Gates’in Microsoft’daki işe kod yazmak veya satış yapmak değil. Doğru ve sağlıklı kararlar vermek. Gates, bugün bile aşı geliştirmeye odaklanmıyor. Onun odaklandığı şey elindeki sermayeyi doğru kanallara aktarabilmek ve doğru alanlara doğru yatırımlar yapmak. Daha sonra yoldan çekiliyor. Onun için önemli olan doğru kararı verebilecek kadar bilgili olmak.
Ve doğru karar verebilmek için her şeyden önce düşünmeye ihtiyaç var. Gates, ellerini değil kafasını kullanan bir insan. Haliyle zamanının ve enerjisinin çoğu bu işe gidiyor.
Kendisi hiç meşgulmüş gibi durmuyor, bu da problem değil zaten. Üretken olmak, modern dünyada farklı bir anlam kazanmış durumda.
Birçoğumuz ellerimizle değil, beyinlerimizle bir şeyler üretiyoruz. Günün sonunda ortada somut bir şey olmuyor. Fakat birçok insan hala meşgul olmayı üretken olmakla bir tutuyor.
Biz de diyoruz ki; bir “bilgi işçisinin” üretken bir gününün, meşgul bir gün olmasına gerek yok. Bütün gün ofis koltuğunuzdan kalkmamış olsanız bile yan taraftaki iş arkadaşınızdan daha fazla değer üretmiş olabilirsiniz. O, isterse gün içinde 30 tane toplantıya katılmış olsun.
Günümüzde üretkenlik hala fiziksel aktiviteye, bir yerde fiziksel olarak bulunmaya veya durmaksızın bilgisayar başında bir şeyler yazmaya endeksleniyor. Fakat bu doğru değil. Düşünmeksizin bir şeyler yaparak değer üretemezsiniz. Ara ara “meşgul olmayı” bırakmanız gerek.

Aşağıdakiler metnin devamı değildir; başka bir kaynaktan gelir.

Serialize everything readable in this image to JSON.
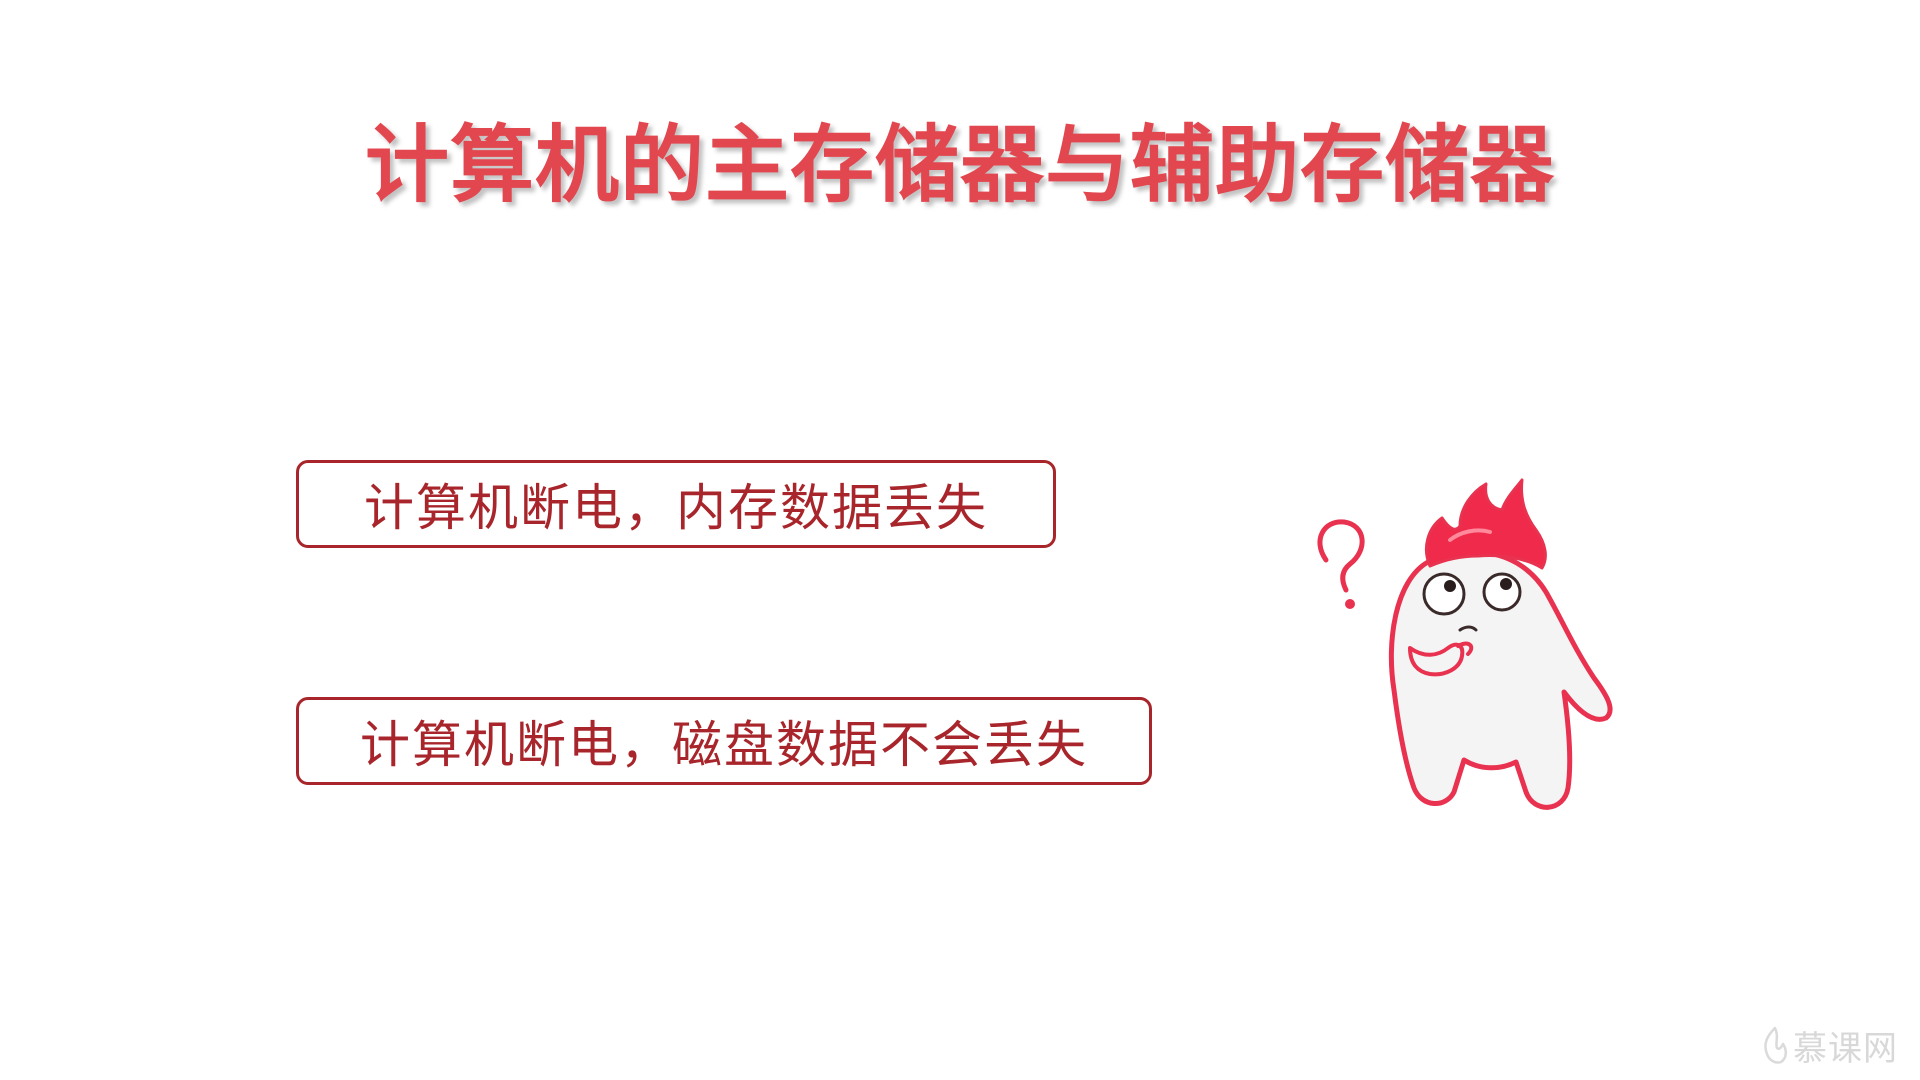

Tim Ferriss Show‘a konuk olan ünlü girişimci Derek Sivers, çok güzel bir şey söylüyor:
İnsanlar ne zaman benimle konuşsalar lafa ‘biliyorum, çok meşgulsün ama…’ diye başlıyorlar, halbuki meşgul değilim. Çünkü zamanımın kontrolü benim elimde. Onu ben kontrol ediyorum. ‘Meşgul olmak’ bana biraz zamanın kontrolünü kaybetmek gibi geliyor, biliyor musun? Hani dersin ya, ‘Aman Tanrım, çok meşgulüm! Şimdi bu halta ayıracak hiç zamanım yok!’ İşte bu, zamanını kontrol edemeyen bir insanın söyleyeceği bir şey.
Meşgul olmak, değer üretmek demek değildir. Meşgulseniz meşgulsünüzdür işte.